L’intera opera di Luca Staccioli si snoda tra oggetti della vita frenetica e quotidiana, nelle sue realtà asettiche, nei non-luoghi che sottraggono all’essere umano l’essenza che lo rende tale. Parcheggi, sale d’aspetto, supermercati, uffici: spazi che trasformano l’essere umano in un’ameba serializzata e il tempo in snervante attesa alla ricerca frenetica del primo spazio utile di cui impossessarsi, del proprio turno da non cedere, della malsana impaziente routine. La vena artistica di Staccioli si snoda su una duplice esigenza, che finisce per avvicinarsi senza evitare lo scontro: da un lato la necessità di rappresentare elementi urbani, legati al consumo e alla produttività, dall’altro il paesaggio organico, incontrollato e selvaggio di alcuni scorci della macchia mediterranea. Unione e scontro tra antropico e organico, meccanico e vegetale, tra ciò che distrugge e ciò che rigenera.
È da individuarsi in questa dicotomia l’inedita serie di opere kit eliminacoda multifunzione (fichi d’india), realizzata a Stromboli nella residenza per artisti di Tagli e nata in uno dei momenti di riflessione dell’artista, che ha tratto ispirazione dalla contemplazione del paesaggio mediterraneo, che tanto gli ricorda quello nativo, ligure. La serie sarà presentata dalla Galleria ArtNoble alla 28ma edizione di miart, No time, no space, che si terrà dal 12 al 14 aprile 2024, organizzata da Fiera Milano, con la main partnership del Gruppo Intesa Sanpaolo e diretta per il quarto anno consecutivo da Nicola Ricciardi.

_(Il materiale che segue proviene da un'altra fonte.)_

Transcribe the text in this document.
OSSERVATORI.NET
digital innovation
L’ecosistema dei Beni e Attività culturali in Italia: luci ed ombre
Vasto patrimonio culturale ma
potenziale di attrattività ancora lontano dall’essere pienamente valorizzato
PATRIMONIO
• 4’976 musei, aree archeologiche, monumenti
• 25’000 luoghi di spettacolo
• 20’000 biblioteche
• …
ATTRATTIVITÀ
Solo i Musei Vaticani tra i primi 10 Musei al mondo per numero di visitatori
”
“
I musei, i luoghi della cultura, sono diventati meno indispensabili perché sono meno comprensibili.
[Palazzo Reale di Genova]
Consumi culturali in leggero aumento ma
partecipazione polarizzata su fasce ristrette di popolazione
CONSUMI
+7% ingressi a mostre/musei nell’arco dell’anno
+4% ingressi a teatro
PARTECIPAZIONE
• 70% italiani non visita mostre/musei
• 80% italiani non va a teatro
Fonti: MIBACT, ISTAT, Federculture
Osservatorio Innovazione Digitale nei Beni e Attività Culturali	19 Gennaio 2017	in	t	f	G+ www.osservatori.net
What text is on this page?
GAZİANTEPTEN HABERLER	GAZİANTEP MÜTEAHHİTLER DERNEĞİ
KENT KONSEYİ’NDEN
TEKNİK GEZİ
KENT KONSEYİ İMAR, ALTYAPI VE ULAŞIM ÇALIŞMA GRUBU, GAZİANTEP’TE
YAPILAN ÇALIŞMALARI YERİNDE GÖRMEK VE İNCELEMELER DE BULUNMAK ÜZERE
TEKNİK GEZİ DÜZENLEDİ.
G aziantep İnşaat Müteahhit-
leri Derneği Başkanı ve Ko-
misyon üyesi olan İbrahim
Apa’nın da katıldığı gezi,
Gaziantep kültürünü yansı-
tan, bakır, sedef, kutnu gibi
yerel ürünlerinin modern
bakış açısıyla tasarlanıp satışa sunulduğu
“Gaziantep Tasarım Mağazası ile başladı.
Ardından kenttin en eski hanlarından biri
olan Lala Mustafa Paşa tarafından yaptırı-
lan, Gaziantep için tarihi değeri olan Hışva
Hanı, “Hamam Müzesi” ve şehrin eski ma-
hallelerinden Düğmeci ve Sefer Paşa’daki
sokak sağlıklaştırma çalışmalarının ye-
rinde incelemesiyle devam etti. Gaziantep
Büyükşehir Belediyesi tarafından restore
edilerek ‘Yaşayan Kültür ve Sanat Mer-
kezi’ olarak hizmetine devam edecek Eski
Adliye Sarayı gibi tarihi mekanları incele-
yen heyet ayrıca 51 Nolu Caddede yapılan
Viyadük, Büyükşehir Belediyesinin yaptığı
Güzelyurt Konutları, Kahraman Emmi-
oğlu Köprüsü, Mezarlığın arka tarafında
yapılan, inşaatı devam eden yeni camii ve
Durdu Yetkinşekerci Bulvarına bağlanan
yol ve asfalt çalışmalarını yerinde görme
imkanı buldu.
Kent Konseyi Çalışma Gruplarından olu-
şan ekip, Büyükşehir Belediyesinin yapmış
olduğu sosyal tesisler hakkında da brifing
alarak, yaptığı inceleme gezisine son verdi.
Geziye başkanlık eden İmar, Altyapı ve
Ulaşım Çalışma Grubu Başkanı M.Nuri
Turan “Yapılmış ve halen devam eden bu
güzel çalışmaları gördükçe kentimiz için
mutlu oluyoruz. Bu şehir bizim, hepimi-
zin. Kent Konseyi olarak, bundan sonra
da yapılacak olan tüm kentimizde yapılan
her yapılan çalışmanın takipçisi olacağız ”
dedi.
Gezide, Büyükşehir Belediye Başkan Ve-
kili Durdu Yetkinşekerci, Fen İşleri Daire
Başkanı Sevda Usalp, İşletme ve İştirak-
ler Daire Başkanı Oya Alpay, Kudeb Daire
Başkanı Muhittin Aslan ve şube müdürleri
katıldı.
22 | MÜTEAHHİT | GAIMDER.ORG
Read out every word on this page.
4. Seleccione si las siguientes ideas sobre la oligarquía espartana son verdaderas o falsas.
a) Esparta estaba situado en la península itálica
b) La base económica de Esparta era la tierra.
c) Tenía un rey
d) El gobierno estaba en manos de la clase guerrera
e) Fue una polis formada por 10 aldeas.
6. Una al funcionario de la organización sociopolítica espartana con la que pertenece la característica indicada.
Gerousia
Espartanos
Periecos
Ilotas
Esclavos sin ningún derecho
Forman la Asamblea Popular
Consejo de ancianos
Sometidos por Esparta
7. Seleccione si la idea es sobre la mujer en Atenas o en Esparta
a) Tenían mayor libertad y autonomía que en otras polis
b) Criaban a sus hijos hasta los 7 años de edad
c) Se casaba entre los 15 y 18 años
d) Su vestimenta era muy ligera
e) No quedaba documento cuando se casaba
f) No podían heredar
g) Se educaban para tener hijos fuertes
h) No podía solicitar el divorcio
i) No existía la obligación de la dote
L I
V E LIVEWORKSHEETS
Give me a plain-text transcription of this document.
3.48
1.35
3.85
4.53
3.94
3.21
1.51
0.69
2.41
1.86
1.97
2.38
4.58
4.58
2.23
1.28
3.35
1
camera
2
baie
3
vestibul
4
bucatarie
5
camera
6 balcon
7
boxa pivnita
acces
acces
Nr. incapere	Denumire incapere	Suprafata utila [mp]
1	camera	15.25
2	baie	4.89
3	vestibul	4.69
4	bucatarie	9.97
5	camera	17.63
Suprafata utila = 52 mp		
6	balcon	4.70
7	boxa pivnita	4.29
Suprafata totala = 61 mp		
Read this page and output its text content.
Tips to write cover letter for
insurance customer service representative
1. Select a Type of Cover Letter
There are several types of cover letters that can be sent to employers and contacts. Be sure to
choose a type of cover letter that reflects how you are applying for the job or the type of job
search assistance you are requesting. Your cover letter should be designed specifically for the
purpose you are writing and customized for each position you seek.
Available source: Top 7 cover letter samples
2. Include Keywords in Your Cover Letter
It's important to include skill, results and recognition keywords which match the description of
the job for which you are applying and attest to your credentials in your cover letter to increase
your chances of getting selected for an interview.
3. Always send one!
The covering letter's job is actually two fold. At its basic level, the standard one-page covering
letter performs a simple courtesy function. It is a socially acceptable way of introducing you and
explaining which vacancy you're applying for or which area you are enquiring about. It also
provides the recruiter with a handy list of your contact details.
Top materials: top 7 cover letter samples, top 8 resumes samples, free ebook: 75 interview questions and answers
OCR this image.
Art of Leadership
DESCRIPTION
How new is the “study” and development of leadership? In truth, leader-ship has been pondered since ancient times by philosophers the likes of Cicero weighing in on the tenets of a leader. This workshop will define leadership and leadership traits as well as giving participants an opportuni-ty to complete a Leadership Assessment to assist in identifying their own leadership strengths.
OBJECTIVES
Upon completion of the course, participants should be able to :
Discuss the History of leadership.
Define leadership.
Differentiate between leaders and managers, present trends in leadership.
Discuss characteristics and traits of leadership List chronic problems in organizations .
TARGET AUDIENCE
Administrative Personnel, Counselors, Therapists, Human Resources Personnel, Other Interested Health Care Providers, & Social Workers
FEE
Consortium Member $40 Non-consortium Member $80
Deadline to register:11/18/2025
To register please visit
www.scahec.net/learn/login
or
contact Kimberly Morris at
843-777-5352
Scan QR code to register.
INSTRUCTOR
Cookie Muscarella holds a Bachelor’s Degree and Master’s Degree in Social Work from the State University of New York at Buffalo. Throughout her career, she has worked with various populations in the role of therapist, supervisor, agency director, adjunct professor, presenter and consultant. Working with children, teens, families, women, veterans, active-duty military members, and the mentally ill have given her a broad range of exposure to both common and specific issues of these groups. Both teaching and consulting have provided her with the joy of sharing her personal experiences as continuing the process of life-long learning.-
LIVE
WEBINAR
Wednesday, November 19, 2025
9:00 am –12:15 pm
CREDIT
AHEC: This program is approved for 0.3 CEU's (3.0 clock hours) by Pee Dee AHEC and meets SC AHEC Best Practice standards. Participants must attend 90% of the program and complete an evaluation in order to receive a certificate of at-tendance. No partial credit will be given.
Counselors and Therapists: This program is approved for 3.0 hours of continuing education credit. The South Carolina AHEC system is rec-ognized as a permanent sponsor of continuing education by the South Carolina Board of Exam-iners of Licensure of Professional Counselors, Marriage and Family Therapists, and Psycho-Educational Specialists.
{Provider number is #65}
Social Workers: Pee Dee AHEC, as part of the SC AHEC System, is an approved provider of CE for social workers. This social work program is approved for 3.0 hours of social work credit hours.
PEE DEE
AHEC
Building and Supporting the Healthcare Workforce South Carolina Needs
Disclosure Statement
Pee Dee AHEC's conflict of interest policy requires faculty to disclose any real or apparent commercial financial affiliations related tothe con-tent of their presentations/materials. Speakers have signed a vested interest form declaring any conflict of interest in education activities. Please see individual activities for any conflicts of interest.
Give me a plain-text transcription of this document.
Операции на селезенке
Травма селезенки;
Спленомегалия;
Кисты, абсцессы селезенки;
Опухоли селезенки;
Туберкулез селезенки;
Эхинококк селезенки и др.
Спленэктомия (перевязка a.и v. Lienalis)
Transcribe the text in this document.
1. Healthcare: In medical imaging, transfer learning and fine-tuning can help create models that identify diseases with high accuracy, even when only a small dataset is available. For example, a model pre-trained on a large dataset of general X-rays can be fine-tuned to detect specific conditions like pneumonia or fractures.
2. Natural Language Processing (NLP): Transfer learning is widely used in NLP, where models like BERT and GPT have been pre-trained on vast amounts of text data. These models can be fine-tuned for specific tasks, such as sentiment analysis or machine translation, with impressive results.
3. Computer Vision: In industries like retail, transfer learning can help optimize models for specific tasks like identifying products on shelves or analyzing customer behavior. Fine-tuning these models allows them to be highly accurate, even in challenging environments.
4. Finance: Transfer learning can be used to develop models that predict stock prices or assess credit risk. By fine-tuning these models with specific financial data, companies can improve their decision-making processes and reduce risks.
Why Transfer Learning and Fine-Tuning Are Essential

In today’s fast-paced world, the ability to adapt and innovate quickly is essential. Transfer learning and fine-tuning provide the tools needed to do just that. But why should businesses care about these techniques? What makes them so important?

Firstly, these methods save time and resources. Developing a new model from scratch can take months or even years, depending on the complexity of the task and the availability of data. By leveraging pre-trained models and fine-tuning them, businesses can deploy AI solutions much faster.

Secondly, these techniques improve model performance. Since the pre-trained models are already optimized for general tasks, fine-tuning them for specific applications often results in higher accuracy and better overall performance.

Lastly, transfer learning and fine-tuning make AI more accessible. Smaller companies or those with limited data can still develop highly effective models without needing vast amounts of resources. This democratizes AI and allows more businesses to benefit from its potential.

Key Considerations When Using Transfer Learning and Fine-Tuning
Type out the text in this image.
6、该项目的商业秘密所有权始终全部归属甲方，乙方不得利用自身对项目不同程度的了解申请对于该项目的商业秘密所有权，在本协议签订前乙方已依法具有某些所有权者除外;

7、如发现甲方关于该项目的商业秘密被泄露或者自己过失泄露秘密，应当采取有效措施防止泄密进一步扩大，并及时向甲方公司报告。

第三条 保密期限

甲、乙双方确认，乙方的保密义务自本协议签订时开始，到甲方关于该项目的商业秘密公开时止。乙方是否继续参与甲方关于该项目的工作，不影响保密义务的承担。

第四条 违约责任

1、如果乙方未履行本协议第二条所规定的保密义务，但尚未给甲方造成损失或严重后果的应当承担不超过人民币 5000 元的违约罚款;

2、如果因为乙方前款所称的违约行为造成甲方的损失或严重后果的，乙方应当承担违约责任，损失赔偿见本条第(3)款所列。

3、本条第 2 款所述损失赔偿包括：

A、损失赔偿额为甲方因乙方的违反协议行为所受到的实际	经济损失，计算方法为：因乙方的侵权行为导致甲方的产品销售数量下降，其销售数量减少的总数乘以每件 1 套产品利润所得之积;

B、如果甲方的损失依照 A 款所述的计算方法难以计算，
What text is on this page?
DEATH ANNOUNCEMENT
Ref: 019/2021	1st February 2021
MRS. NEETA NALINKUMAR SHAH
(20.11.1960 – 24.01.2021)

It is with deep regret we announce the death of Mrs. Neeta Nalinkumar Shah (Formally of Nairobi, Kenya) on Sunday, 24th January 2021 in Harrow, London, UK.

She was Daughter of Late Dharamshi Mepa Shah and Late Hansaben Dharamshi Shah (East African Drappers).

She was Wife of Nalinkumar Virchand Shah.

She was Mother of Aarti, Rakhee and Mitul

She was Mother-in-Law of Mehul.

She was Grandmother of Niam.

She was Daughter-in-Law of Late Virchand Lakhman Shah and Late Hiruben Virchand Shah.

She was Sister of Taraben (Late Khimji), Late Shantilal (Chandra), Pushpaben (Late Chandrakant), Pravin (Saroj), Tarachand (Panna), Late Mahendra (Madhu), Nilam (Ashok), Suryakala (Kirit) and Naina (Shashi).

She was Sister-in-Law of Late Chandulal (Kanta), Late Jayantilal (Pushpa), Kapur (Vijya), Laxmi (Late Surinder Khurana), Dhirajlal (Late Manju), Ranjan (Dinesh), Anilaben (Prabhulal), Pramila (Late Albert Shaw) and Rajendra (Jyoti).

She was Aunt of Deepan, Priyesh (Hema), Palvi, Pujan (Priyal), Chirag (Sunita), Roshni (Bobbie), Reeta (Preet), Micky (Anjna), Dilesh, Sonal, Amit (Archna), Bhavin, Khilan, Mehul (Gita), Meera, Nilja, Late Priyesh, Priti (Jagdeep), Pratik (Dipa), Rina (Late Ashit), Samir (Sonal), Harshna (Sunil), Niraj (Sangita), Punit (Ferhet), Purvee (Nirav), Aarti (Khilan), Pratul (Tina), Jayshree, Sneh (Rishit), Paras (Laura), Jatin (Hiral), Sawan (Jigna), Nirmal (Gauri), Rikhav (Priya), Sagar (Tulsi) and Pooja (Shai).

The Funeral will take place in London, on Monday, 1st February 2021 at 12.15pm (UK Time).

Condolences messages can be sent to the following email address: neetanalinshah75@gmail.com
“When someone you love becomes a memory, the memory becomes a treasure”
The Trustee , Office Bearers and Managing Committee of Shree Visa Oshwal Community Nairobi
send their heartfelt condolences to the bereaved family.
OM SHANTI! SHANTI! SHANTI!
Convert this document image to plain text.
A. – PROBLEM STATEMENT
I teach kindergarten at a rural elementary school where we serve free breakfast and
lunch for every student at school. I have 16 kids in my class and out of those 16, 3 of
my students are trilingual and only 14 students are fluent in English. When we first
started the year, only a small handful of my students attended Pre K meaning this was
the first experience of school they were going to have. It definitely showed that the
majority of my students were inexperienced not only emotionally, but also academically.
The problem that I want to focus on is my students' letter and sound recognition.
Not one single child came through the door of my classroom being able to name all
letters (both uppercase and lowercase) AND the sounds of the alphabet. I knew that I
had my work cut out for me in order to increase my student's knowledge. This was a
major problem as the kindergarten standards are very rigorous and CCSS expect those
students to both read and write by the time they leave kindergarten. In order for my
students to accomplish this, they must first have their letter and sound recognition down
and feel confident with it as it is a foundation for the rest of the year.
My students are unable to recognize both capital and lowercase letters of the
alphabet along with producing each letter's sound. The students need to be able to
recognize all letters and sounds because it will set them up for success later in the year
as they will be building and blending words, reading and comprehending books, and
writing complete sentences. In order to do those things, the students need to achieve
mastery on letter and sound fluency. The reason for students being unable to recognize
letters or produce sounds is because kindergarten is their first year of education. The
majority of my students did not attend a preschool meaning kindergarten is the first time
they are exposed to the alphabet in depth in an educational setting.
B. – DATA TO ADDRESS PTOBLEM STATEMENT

Dall’ammirazione del panorama naturale, l’artista si è soffermato sul fico d’india, pianta che ha ispirato le forme totemiche della sua serie, «Mi ha interessato prima di tutto come forma, familiare e non familiare allo stesso tempo, e mi ha poi, dopo varie ricerche e il confronto con studiosi del paesaggio dal punto di vista botanico, appassionato la capacità del fico d’india di auto-generare se stesso, moltiplicandosi dalle sue stesse parti cadute, e creare, nel tempo, gruppi naturali sempre più grandi, per proteggersi», ci ha raccontato.
Alla base della creazione artistica di Staccioli si può, dunque, aggiungere un desiderio di sostenibilità: privando gli oggetti quotidiani della funzione legata al profitto e al consumo, si può ripensare a un mondo più ecologico abitato da società che si riavvicinano all’autenticità e alla creatività.
Ed è l’inno all’immaginazione che spiega un altro elemento cardine dell’arte di Luca Staccioli: il ritorno all’infanzia, in contrapposizione alla realtà utilitarista ed estenuante del mondo adulto. L’artista gioca con le tonalità cromatiche, se ne avvale per trasmettere i suoi messaggi più intimi: i colori creano una tensione tra familiarità e non familiarità di un oggetto o di una forma. La sua ricerca cromatica ricade su tinte verosimili, che virano poi in qualcosa di inaspettato. Una notevole componente cromatica rimanda anche all’idea di giocattolo, richiamando quindi la spensieratezza infantile, in contrapposizione alla compulsiva omologazione adulta, all’alienante deumanizzazione del mondo dei grandi.